LABAMBINA, MARIELLA mEhr

Fandango Editore, trad. di Anna Ruchat

Il romanzo Labambina ricostruisce una storia poco conosciuta: la persecuzione dell’etnia Jenisch sostenuta dal governo svizzero dal 1926 al 1986 per combattere il nomadismo. Secondo volume della “Trilogia della violenza”, il romanzo racconta la vicenda autobiografica dell’autrice attraverso la figura della protagonista, una bambina di strada, di cui non viene rivelato il nome. La si presenta sempre e solo come Labambina. Rimasta orfana, Labambina viene “affidata” a una comunità che la disprezza e la rifiuta. In paese la gente, dominata dalla superstizione, non vede di buon occhio Labambina e mormora: gli uomini la chiamano Accidentidiunabambina, Puttanella, Sudiciamarmocchia; le donne invece credono che sia caduta dal carro del diavolo; i bambini la evitano. La bambina è sola, nessuno le da amore. Non parla mai, almeno non con le parole, neanche quando le frustate di Kari Kenel lacerano la sua tenera carne; o quando di notte sente i passi minacciosi del Sempreverde. Labambina è diversa da tutti. Di notte non dorme, va spesso a curiosare nel cimitero della Michaelskirche e adora i temporali. In paese sente il peso della violenza e del pregiudizio, ma nella natura è libera e trova consolazione tra gli alberi, insieme alla Donnadelbosco che colma il vuoto d’amore creato dalle persone. La bambina è chiusa nel suo dolore, ma dentro di lei arde il desiderio di vendetta. “Quando saremo grandi”, promette a se stessa, “uccideremo uno di loro”. Con questo romanzo Mariella Mehr raccoglie finalmente le grida silenziose della bambina e si fa portavoce di tutti quei bambini nomadi sottratti alle proprie famiglie, raccontando così le atrocità del programma eugenetico Enfants de la grand-route — Kinder der Landstrasse — promosso dalla fondazione svizzera Pro Juventute.

Crudo, violento, ostinatamente provocatorio: lo stile di Mariella Mehr ha un forte impatto sul lettore, scosso dalle emozioni struggenti che emergono dalle pagine. Nel tentativo di andare oltre alla parola, Mariella Mehr sfida le leggi della grammatica e proietta il lettore verso una lingua distorta, ribelle. L’autrice non rispetta l’ortografia, nè la normale spaziatura, scrive molte parole attaccate, e utilizza uno stile sconnesso dove anche la punteggiatura appare del tutto arbitraria.

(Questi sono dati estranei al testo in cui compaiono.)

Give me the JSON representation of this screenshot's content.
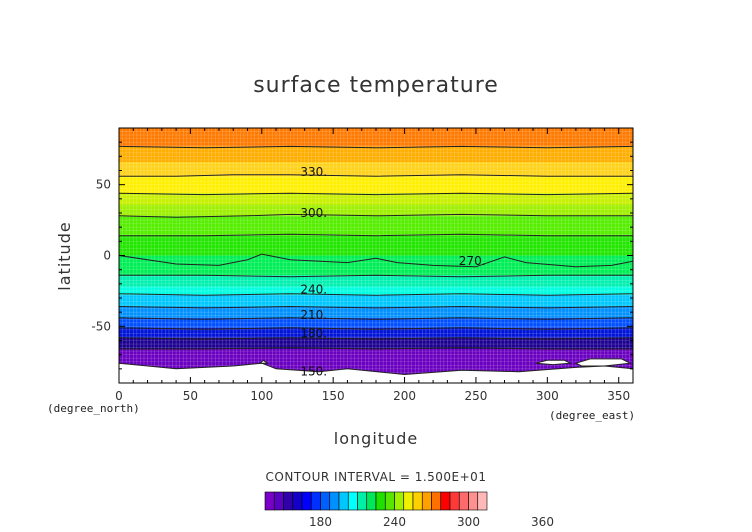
{
  "chart_data": {
    "type": "heatmap",
    "title": "surface temperature",
    "xlabel": "longitude",
    "ylabel": "latitude",
    "x_unit_label": "(degree_east)",
    "y_unit_label": "(degree_north)",
    "xlim": [
      0,
      360
    ],
    "ylim": [
      -90,
      90
    ],
    "x_ticks": [
      0,
      50,
      100,
      150,
      200,
      250,
      300,
      350
    ],
    "y_ticks": [
      -50,
      0,
      50
    ],
    "contour_interval_text": "CONTOUR INTERVAL = 1.500E+01",
    "contour_interval": 15,
    "contour_labels": [
      {
        "text": "330.",
        "lon": 127,
        "lat": 57
      },
      {
        "text": "300.",
        "lon": 127,
        "lat": 28
      },
      {
        "text": "270.",
        "lon": 238,
        "lat": -6
      },
      {
        "text": "240.",
        "lon": 127,
        "lat": -26
      },
      {
        "text": "210.",
        "lon": 127,
        "lat": -44
      },
      {
        "text": "180.",
        "lon": 127,
        "lat": -57
      },
      {
        "text": "150.",
        "lon": 127,
        "lat": -84
      }
    ],
    "contours": [
      {
        "level": 345,
        "points": [
          [
            0,
            77
          ],
          [
            60,
            76
          ],
          [
            120,
            77
          ],
          [
            180,
            76
          ],
          [
            240,
            77
          ],
          [
            300,
            76
          ],
          [
            360,
            77
          ]
        ]
      },
      {
        "level": 330,
        "points": [
          [
            0,
            56
          ],
          [
            40,
            56
          ],
          [
            80,
            57
          ],
          [
            120,
            57
          ],
          [
            180,
            56
          ],
          [
            240,
            57
          ],
          [
            300,
            56
          ],
          [
            360,
            56
          ]
        ]
      },
      {
        "level": 315,
        "points": [
          [
            0,
            44
          ],
          [
            60,
            43
          ],
          [
            120,
            44
          ],
          [
            180,
            43
          ],
          [
            240,
            44
          ],
          [
            300,
            43
          ],
          [
            360,
            44
          ]
        ]
      },
      {
        "level": 300,
        "points": [
          [
            0,
            28
          ],
          [
            40,
            27
          ],
          [
            90,
            28
          ],
          [
            120,
            29
          ],
          [
            180,
            28
          ],
          [
            240,
            29
          ],
          [
            300,
            28
          ],
          [
            360,
            28
          ]
        ]
      },
      {
        "level": 285,
        "points": [
          [
            0,
            14
          ],
          [
            60,
            14
          ],
          [
            120,
            15
          ],
          [
            180,
            14
          ],
          [
            240,
            15
          ],
          [
            300,
            14
          ],
          [
            360,
            14
          ]
        ]
      },
      {
        "level": 270,
        "points": [
          [
            0,
            0
          ],
          [
            40,
            -6
          ],
          [
            70,
            -7
          ],
          [
            90,
            -3
          ],
          [
            100,
            1
          ],
          [
            120,
            -3
          ],
          [
            160,
            -5
          ],
          [
            180,
            -2
          ],
          [
            195,
            -5
          ],
          [
            220,
            -7
          ],
          [
            250,
            -8
          ],
          [
            270,
            -1
          ],
          [
            285,
            -5
          ],
          [
            320,
            -8
          ],
          [
            345,
            -7
          ],
          [
            360,
            -4
          ]
        ]
      },
      {
        "level": 255,
        "points": [
          [
            0,
            -14
          ],
          [
            60,
            -14
          ],
          [
            120,
            -15
          ],
          [
            180,
            -14
          ],
          [
            240,
            -15
          ],
          [
            300,
            -14
          ],
          [
            360,
            -14
          ]
        ]
      },
      {
        "level": 240,
        "points": [
          [
            0,
            -27
          ],
          [
            60,
            -28
          ],
          [
            120,
            -27
          ],
          [
            180,
            -28
          ],
          [
            240,
            -27
          ],
          [
            300,
            -28
          ],
          [
            360,
            -27
          ]
        ]
      },
      {
        "level": 225,
        "points": [
          [
            0,
            -36
          ],
          [
            60,
            -37
          ],
          [
            120,
            -36
          ],
          [
            180,
            -37
          ],
          [
            240,
            -36
          ],
          [
            300,
            -37
          ],
          [
            360,
            -36
          ]
        ]
      },
      {
        "level": 210,
        "points": [
          [
            0,
            -44
          ],
          [
            60,
            -45
          ],
          [
            120,
            -44
          ],
          [
            180,
            -45
          ],
          [
            240,
            -44
          ],
          [
            300,
            -45
          ],
          [
            360,
            -44
          ]
        ]
      },
      {
        "level": 195,
        "points": [
          [
            0,
            -51
          ],
          [
            60,
            -52
          ],
          [
            120,
            -51
          ],
          [
            180,
            -52
          ],
          [
            240,
            -51
          ],
          [
            300,
            -52
          ],
          [
            360,
            -51
          ]
        ]
      },
      {
        "level": 180,
        "points": [
          [
            0,
            -58
          ],
          [
            60,
            -59
          ],
          [
            120,
            -58
          ],
          [
            180,
            -59
          ],
          [
            240,
            -58
          ],
          [
            300,
            -59
          ],
          [
            360,
            -58
          ]
        ]
      },
      {
        "level": 165,
        "points": [
          [
            0,
            -66
          ],
          [
            60,
            -66
          ],
          [
            120,
            -65
          ],
          [
            180,
            -66
          ],
          [
            240,
            -65
          ],
          [
            300,
            -66
          ],
          [
            360,
            -66
          ]
        ]
      }
    ],
    "bands": [
      {
        "from": 77,
        "to": 90,
        "color": "#ff7a00"
      },
      {
        "from": 66,
        "to": 77,
        "color": "#ffae00"
      },
      {
        "from": 56,
        "to": 66,
        "color": "#ffd21a"
      },
      {
        "from": 44,
        "to": 56,
        "color": "#fff000"
      },
      {
        "from": 36,
        "to": 44,
        "color": "#c8f000"
      },
      {
        "from": 28,
        "to": 36,
        "color": "#9ff000"
      },
      {
        "from": 14,
        "to": 28,
        "color": "#55ee00"
      },
      {
        "from": 0,
        "to": 14,
        "color": "#22e600"
      },
      {
        "from": -14,
        "to": 0,
        "color": "#00ee55"
      },
      {
        "from": -22,
        "to": -14,
        "color": "#00f0b0"
      },
      {
        "from": -28,
        "to": -22,
        "color": "#00ffe0"
      },
      {
        "from": -36,
        "to": -28,
        "color": "#00c8ff"
      },
      {
        "from": -44,
        "to": -36,
        "color": "#0090ff"
      },
      {
        "from": -51,
        "to": -44,
        "color": "#0050ff"
      },
      {
        "from": -58,
        "to": -51,
        "color": "#0014d8"
      },
      {
        "from": -66,
        "to": -58,
        "color": "#1c0090"
      },
      {
        "from": -90,
        "to": -66,
        "color": "#6a00c0"
      }
    ],
    "missing_regions": [
      [
        [
          0,
          -76
        ],
        [
          40,
          -80
        ],
        [
          80,
          -78
        ],
        [
          100,
          -76
        ],
        [
          110,
          -80
        ],
        [
          140,
          -82
        ],
        [
          160,
          -80
        ],
        [
          200,
          -84
        ],
        [
          240,
          -81
        ],
        [
          280,
          -82
        ],
        [
          320,
          -79
        ],
        [
          340,
          -78
        ],
        [
          360,
          -80
        ],
        [
          360,
          -90
        ],
        [
          0,
          -90
        ]
      ],
      [
        [
          292,
          -76
        ],
        [
          300,
          -74
        ],
        [
          312,
          -74
        ],
        [
          316,
          -76
        ],
        [
          304,
          -77
        ]
      ],
      [
        [
          320,
          -76
        ],
        [
          330,
          -73
        ],
        [
          352,
          -73
        ],
        [
          358,
          -76
        ],
        [
          340,
          -78
        ],
        [
          324,
          -78
        ]
      ],
      [
        [
          99,
          -76
        ],
        [
          101,
          -74
        ],
        [
          104,
          -76
        ]
      ]
    ],
    "colorbar": {
      "colors": [
        "#7a00c8",
        "#5a00c0",
        "#3000a8",
        "#1400c8",
        "#0000ff",
        "#0030ff",
        "#0060ff",
        "#0090ff",
        "#00c8ff",
        "#00ffff",
        "#00f0a8",
        "#00e858",
        "#20e000",
        "#58e600",
        "#a0f000",
        "#f0f000",
        "#ffd000",
        "#ffa000",
        "#ff7000",
        "#ff0000",
        "#ff3838",
        "#ff6a6a",
        "#ff9090",
        "#ffb8b8"
      ],
      "min": 135,
      "step": 7.5,
      "tick_values": [
        180,
        240,
        300,
        360
      ]
    }
  }
}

La narrazione non scorre fluida, procede a intermittenza come le scariche dell’elettroschock di cui la stessa Mariella Mehr è stata vittima. La storia è costruita come un mosaico, le cui tessere si aggiungono pian piano nel corso della lettura attraverso frasi che si ripetono sistematicamente, come ritornelli. Questa tecnica contribuisce a creare un aspetto di oralità al romanzo, raccontato sempre dalla prospettiva – turbata e sofferente – della bambina. È lei la fonte da cui sgorgano le lunghe digressioni, che si sovrappongono alla trama principale e s’intrecciano a brandelli di ricordi e di situazioni reali. È lei il fulcro delle impressioni e delle visioni cruente che, come schegge, si infilzano nella mente del lettore e riflettono la sua rabbia. Eppure nelle parole mute della bambina si cela anche la sua voglia di (r)esistere e trovare un riparo sicuro.

La traduttrice Anna Ruchat è molto vicina al testo originale, di cui riproduce non solo il tono cupo, ma anche lo stile. Nella traduzione italiana approdano intatte, senza spazi a separarle, le numerose parole composte che catturano la realtà dal punto di vista della bambina; anche molte maiuscole sono traghettate dal tedesco e conservate in italiano senza alcuna riserva. Già nel titolo è evidente l’audacia con cui la traduttrice si approccia alla lingua della Mehr: Daskind diventa quindi Labambina; anche se questa traduzione richiede ovviamente di “rinegoziare” con l’italiano ed esplicitare il genere (il das neutro e così “sospeso” in tedesco perde la sua ambiguità e si riqualifica nell’articolo femminile la in italiano). Inoltre Ruchat traduce questo romanzo nello stesso modo in cui si traduce la poesia: accogliendo gli elementi di estraneità, senza imporre un’interpretazione univoca alle immagini vaghe della Mehr, spesso oscure, blasfeme e contaminate tra loro. Restituisce dunque il linguaggio visionario della scrittrice e regala un’esperienza di lettura estatica ai lettori italiani, che potranno con-fondersi in questo magma di parole e sensazioni conturbanti.